Bernier, le vétéran, avait été sollicité pour partager la même chambre d’hôtel que le jeune Davies, à l’époque âgé de 16 ans, pendant un camp de l’équipe nationale canadienne. Pourtant, à titre de capitaine de la sélection, l’ex-joueur de l’Impact avait normalement droit au privilège de loger seul. Sans faire des chichis, Bernier avait naturellement accepté la proposition de l’entraîneur Octavio Zambrano de prendre Davies sous son aile.

«L’équipe voulait qu’il soit avec un vétéran, se souvient Bernier, avant de livrer l’anecdote. C’était en juin 2017, Alphonso était mon cochambreur pendant le camp de l’équipe nationale. On restait à l’hôtel Sheraton, à Laval, en vue d’un match amical contre Curaçao au stade Saputo. Lors de la première soirée, Alphonso devait arriver directement de Vancouver. J’avais décidé de l’attendre pour l’accueillir, mais il était rendu tard et je suis allé me coucher.»

«Il devait être aux alentours de minuit quand Alphonso rentre finalement dans la chambre, de poursuivre Bernier, un brin amusé. Il ouvre les lumières et là, je me dis qu’il va faire ses affaires rapidement et qu’il va se coucher, mais les lumières ne s’éteignent jamais. [...] Un moment donné, je me retourne et je lui dis, mais en anglais: "Hé le jeune, tu n’es pas tout seul!" Alphonso était là, au coin de son lit, à regarder son téléphone ou à jouer à un jeu.»
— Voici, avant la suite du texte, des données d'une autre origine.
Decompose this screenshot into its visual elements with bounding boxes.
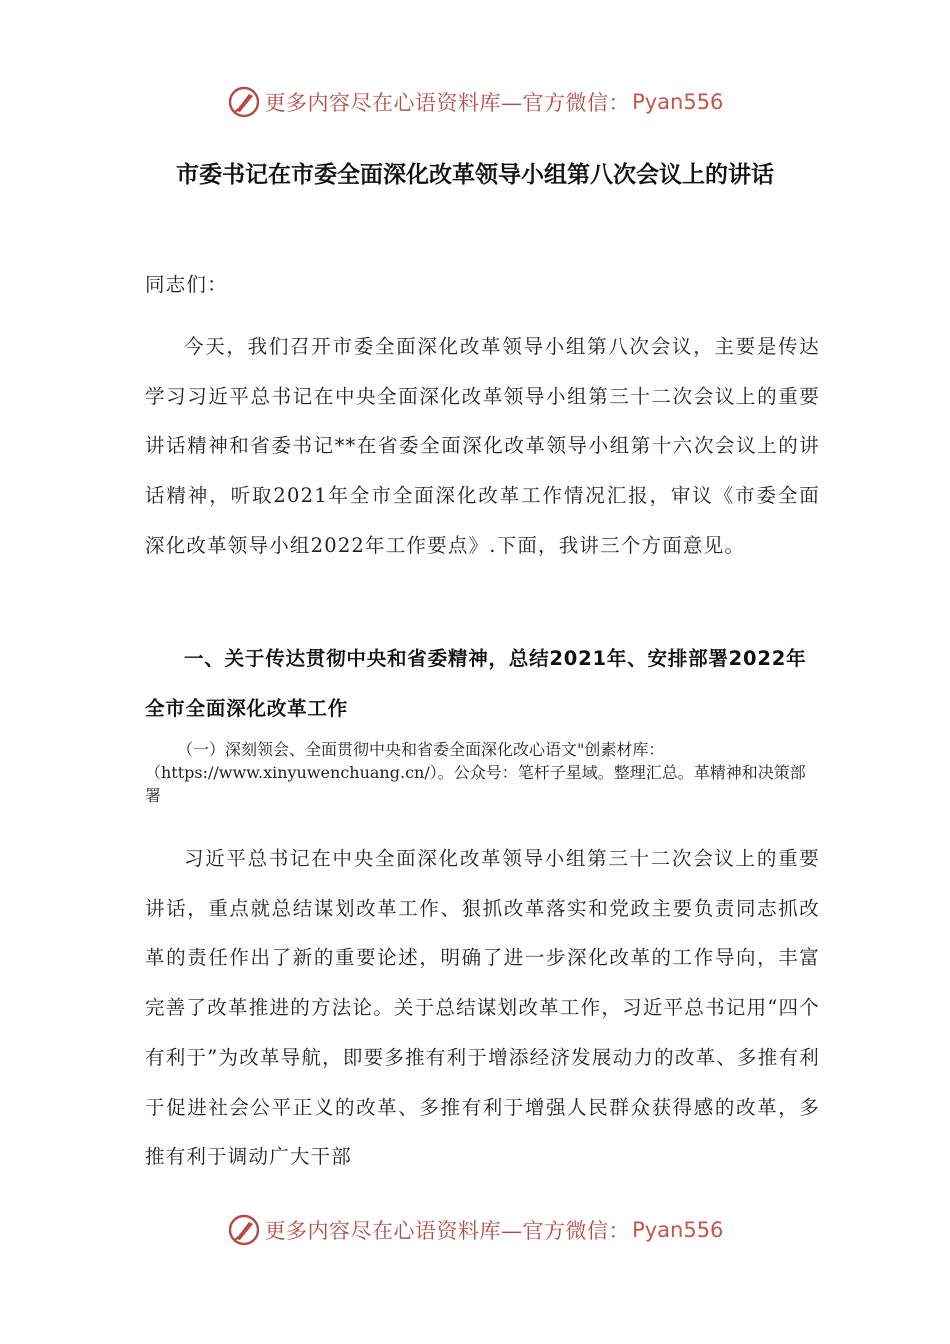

Encore aujourd’hui, Bernier ignore si Davies n’avait simplement pas pris conscience que le vétéran était là ou s’il avait simplement pris un peu trop son temps avant d’éteindre les lumières.

«Le reste du camp, ç’a bien été», résume celui qui est maintenant adjoint de l’entraîneur Thierry Henry chez l’Impact.

La fin de l’enfant rêveur

Environ trois ans plus tard, Bernier se réjouit évidemment des récents succès de Davies. D’abord pour le jeune, mais aussi pour la santé du soccer canadien.

«Ça prend des moments pour créer des rêves et un jeune Canadien qui, à 19 ans, gagne la Ligue des champions avec un club prestigieux comme le Bayern Munich, c’est un très beau moment, qualifie Bernier. Si je suis un jeune dans un pays où le hockey est habituellement roi et que j’observe Davies accomplir ça, c’est un stimulant.»

Son livre intitulé «Maître de son destin», publié aux Éditions de l’Homme sous la plume de Mathias Brunet, pourrait assurément avoir un effet semblable. Bernier y raconte sa propre carrière sportive au cours de laquelle il a préféré le soccer au hockey, non sans un intéressant passage dans la Ligue de hockey junior majeur du Québec.

«Ç’a eu quelque chose de thérapeutique et ça vient un peu fermer la porte de cet enfant rêveur que j’étais», estime Bernier, à propos de la publication du bouquin.

Une question d’attitude

Aujourd’hui, l’histoire de Bernier tout comme celle de Davies qui commence à s’écrire ne peuvent que contribuer à faire rêver d’autres enfants.

«C’est un très bon jeune, beaucoup de gens parlent de ses habiletés et c’est vrai qu’il est talentueux, mais moi, ce qui m’a marqué dès le départ, c’est son attitude, vient conclure Bernier, qui a vite oublié la lumière laissée allumée. Alphonso est un gars toujours positif et il est à l’écoute. T’as beau avoir tout le talent du monde, mais si tu n’as pas la bonne attitude, tu ne réussiras pas.»

Bernier est bien placé pour le savoir.